Search code examples
javahtmljsoup

Java - How do I access a child of Div using JSoup


In the below example I'm trying to access each 'div.searchRcrd', the childs of 'content-area', but I'm lost in how I go about accessing them. I made a quick program trying to highlight my issue, using print statements to show it's not accessing the correct information. I've tried changing my doc.select to other variations such as ("div.content-area div.searchRcrd") with no avail.

I've looked all over stackoverflow before posting here, but I'm completely lost on this one. As always I appreciate any advice on where I'm going wrong on this.

public class Main 
{
    // retrieve page source code
    Document doc = Jsoup.connect("https://uk.webuy.com/search/?categoryIds=1040&view=list&inStock=1").get();

    // find all of the div rows in content-area
    org.jsoup.select.Elements rows = doc.select("div.content-area div");
    ListIterator<Element> itr = rows.listIterator();

    // loop over each row
    while (itr.hasNext()) 
    {
        Element row = itr.next();
        System.out.println("Test"); //Prints out 5 times instead of the multiple I expect

    }
}

enter image description here


Solution

  • To see the reason you need to print the whole HTML page JSOUP has loaded. You will notice that page looks different in web browser and what JSOUP sees. It looks like you need to enable JavaScript somehow and it will load the page properly using Ajax requests.
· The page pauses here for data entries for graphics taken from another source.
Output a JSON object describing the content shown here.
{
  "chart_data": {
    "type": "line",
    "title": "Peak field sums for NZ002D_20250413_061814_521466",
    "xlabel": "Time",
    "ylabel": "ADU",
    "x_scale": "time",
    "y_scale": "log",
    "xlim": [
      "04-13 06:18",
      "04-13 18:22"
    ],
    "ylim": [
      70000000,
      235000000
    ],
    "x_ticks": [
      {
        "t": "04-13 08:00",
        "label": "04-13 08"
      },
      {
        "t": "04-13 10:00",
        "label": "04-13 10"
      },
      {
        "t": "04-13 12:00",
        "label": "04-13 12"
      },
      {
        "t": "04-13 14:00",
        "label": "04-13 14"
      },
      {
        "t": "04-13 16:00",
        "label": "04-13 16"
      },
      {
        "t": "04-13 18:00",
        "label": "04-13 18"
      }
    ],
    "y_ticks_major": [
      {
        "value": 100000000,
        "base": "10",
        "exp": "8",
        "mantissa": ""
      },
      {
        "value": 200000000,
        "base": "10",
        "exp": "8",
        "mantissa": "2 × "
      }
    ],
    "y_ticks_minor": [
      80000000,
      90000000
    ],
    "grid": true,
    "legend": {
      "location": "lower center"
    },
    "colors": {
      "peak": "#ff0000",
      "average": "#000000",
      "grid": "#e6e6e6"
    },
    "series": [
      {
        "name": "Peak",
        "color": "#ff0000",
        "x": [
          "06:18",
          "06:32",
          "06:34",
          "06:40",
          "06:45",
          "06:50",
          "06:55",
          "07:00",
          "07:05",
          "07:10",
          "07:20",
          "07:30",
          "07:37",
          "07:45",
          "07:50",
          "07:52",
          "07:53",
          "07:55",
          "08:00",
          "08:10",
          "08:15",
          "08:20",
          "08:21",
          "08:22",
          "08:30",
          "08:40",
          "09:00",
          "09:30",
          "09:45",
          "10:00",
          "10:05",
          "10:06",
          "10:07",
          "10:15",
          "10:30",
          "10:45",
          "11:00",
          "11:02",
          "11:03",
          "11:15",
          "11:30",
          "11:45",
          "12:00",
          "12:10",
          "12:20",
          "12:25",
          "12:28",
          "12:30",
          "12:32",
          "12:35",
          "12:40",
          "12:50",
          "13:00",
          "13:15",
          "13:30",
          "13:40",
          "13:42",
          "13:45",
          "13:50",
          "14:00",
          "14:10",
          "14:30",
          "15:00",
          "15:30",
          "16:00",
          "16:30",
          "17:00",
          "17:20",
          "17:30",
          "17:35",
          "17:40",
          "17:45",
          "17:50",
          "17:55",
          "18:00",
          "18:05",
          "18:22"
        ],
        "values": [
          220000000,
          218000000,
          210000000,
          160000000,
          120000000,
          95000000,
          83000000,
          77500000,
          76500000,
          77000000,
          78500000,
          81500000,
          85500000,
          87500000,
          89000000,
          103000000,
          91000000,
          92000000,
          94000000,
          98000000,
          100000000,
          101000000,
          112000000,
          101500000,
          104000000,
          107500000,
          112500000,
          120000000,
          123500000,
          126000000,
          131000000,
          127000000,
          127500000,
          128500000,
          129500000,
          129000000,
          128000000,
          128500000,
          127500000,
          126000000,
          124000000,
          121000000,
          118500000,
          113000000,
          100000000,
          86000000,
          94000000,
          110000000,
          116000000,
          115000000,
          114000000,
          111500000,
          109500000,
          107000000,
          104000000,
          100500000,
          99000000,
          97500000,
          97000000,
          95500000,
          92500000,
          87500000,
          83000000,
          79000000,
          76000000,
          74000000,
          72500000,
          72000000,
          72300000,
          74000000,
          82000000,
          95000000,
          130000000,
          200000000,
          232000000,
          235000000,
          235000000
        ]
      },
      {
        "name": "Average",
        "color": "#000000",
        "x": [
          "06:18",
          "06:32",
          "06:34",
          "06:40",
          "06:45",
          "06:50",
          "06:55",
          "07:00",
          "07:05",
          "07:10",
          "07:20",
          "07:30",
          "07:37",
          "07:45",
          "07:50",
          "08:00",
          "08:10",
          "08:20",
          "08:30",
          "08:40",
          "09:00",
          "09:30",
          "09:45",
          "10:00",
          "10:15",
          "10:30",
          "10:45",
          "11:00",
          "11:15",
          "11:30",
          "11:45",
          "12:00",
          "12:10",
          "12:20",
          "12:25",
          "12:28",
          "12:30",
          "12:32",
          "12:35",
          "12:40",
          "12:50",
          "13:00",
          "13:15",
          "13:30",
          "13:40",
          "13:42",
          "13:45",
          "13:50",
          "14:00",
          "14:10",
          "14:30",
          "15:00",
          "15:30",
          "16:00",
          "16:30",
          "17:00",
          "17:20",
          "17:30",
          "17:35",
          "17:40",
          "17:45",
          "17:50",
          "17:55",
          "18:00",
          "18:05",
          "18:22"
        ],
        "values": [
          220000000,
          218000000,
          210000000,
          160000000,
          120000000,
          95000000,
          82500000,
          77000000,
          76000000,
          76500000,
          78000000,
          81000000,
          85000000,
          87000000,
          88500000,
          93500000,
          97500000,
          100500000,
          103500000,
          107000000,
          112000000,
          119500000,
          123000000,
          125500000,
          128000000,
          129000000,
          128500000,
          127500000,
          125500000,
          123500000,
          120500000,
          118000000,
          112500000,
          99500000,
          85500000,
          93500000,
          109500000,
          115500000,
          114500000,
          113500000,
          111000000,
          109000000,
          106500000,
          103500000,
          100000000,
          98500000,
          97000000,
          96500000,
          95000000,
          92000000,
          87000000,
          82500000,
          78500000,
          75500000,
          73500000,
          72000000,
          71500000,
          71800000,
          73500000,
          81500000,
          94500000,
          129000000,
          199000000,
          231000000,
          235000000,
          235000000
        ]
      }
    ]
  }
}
    Please, take a look on below link

    1. Page content is loaded with JavaScript and Jsoup doesn't see it

    Edit: But there is even better solution. You can notice that data are loaded in separate call. For example, browser does one extra call to show page you provided:

    https://wss2.cex.uk.webuy.io/v3/boxes?inStock=1&categoryIds=[1040]&firstRecord=1&count=50&sortBy=relevance&sortOrder=desc

    Try to download it and use Jackson library to parse it.